352 Alex Avila (Det - C)
Healthy
ADP: 220.8
CHG: 0.0
Depth: C-1
G AB R HR RBI SB AVG
2013 Season 102 330 39 11 47 0 .227
2014 Projections 104 384 45 13 51 1 .260
3 Year Average 120 387 48 13 59 2 .258
Outlook: Avila followed up his disappointing 2012 campaign with another lackluster showing in 2013. He finished the season hitting a career-low .227 with 11 homers and 47 RBI in 330 at-bats. The 27-year-old catcher saw a noticeable drop in plate discipline, as his BB/K ratio dropped from 0.59 to 0.39 and his contact rate dipped to a career-worst 66 percent. Minor injuries and a prolonged hitting slump in the first half of the season led to a drop in playing time, allowing Avila to appear in just 102 games – his lowest total since 2010. Despite seemingly hitting rock bottom in the first half of the season (.177/.279/.293), Avila was able to bounce back after the All-Star break. In 44 second-half games, Avila hit .303/.376/.500 with five homers and 26 RBI. At 27, Avila is seemingly just entering his prime, and his strong finish to the 2013 season hints that he could still revert back to the breakout form displayed during his All-Star campaign in 2011. He’s once again locked in as the Tigers’ primary catcher, which will lead to plenty of at-bats if he’s able to stay healthy.
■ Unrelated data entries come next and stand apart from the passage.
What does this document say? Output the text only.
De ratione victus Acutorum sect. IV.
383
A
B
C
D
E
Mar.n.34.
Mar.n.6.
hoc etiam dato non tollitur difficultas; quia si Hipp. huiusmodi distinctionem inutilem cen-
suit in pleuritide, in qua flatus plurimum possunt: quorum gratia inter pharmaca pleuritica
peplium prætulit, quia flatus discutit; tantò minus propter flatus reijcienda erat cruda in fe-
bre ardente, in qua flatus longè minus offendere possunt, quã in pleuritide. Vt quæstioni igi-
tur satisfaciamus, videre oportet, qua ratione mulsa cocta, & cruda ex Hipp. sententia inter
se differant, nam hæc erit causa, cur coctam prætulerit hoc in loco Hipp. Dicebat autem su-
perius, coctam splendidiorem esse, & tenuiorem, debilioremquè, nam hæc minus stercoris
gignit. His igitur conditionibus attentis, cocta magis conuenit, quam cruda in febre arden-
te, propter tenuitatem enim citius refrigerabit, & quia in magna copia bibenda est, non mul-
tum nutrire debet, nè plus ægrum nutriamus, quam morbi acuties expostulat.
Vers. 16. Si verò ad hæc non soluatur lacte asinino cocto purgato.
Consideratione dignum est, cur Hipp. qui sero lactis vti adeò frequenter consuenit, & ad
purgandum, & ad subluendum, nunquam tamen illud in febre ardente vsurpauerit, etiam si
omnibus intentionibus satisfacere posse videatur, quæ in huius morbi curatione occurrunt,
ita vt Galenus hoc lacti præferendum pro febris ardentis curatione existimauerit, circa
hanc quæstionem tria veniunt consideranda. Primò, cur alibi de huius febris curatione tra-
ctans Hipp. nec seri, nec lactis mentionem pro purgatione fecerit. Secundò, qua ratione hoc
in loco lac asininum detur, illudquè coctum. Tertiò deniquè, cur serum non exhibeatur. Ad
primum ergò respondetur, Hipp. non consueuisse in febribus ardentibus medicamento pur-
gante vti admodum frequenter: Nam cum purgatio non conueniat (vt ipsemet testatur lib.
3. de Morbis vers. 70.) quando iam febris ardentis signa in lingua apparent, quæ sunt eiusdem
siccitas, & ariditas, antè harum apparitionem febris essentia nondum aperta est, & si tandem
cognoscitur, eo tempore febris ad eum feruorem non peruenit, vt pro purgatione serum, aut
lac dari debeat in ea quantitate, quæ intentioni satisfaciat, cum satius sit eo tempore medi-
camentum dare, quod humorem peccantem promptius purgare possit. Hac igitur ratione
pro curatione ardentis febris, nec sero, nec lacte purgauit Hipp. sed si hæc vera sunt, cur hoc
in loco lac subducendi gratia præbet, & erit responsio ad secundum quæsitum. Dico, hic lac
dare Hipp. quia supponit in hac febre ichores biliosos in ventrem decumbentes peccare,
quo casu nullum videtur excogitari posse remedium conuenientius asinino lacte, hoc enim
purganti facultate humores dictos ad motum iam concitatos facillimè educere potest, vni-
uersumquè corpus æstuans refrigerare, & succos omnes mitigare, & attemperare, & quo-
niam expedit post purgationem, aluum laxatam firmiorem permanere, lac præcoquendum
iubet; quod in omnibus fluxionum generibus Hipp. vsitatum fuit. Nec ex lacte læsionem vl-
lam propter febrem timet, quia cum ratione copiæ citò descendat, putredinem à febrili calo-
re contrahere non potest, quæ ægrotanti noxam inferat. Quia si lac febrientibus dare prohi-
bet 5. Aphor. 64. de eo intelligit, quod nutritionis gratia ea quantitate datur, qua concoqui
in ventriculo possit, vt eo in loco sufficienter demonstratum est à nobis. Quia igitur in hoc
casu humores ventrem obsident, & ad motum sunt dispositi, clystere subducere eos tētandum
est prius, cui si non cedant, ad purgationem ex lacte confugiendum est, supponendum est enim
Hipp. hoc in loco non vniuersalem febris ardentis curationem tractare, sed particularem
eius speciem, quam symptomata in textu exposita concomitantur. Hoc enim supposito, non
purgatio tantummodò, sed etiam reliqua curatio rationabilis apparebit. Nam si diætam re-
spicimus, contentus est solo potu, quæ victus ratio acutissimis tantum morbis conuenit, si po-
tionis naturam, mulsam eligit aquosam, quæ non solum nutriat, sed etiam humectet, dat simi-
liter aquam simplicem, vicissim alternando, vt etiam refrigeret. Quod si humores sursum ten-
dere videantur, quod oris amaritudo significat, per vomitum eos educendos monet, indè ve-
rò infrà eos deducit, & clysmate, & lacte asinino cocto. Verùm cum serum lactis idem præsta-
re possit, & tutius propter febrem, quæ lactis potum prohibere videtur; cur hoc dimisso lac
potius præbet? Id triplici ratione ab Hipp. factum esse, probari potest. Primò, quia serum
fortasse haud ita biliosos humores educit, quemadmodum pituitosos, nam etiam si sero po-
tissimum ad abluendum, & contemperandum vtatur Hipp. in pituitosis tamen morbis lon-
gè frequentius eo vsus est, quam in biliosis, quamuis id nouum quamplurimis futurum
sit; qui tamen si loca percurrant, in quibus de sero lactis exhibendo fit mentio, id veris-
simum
356 Chris Iannetta (LAA - C)
Healthy
ADP: 221.3
CHG: 0.0
Depth: C-1
G AB R HR RBI SB AVG
2013 Season 115 325 40 11 39 0 .225
2014 Projections 82 295 38 11 37 2 .231
3 Year Average 102 297 39 11 40 2 .232
Outlook: Iannetta headed into the 2013 season having inked a three-year, $15.5 million contract extension just a few months prior. Looking for a bounce-back season as the Angels' starting catcher, Iannetta posted an identical OPS (.730) to that of his 2012 season, when a broken wrist caused him to play in only 79 games. Iannetta's once prodigious power may have been a creation of Coors Field, as he failed to slug .400 for the second straight year with the Halos, but his elite plate discipline will likely keep him in the game, as he posted a career-high walk rate (17.0%) in 2013, which ranked him second in the majors to Joey Votto among batters with a minimum of 350 plate appearances. A career-low .198 batting average against right-handed pitchers forced a platoon situation midseason, with Hank Conger taking some of Iannetta's at-bats against righties, but he should have the opportunity to win the job back in 2014, as he undoubtedly opened some eyes with his .286/.375/.536 line in September.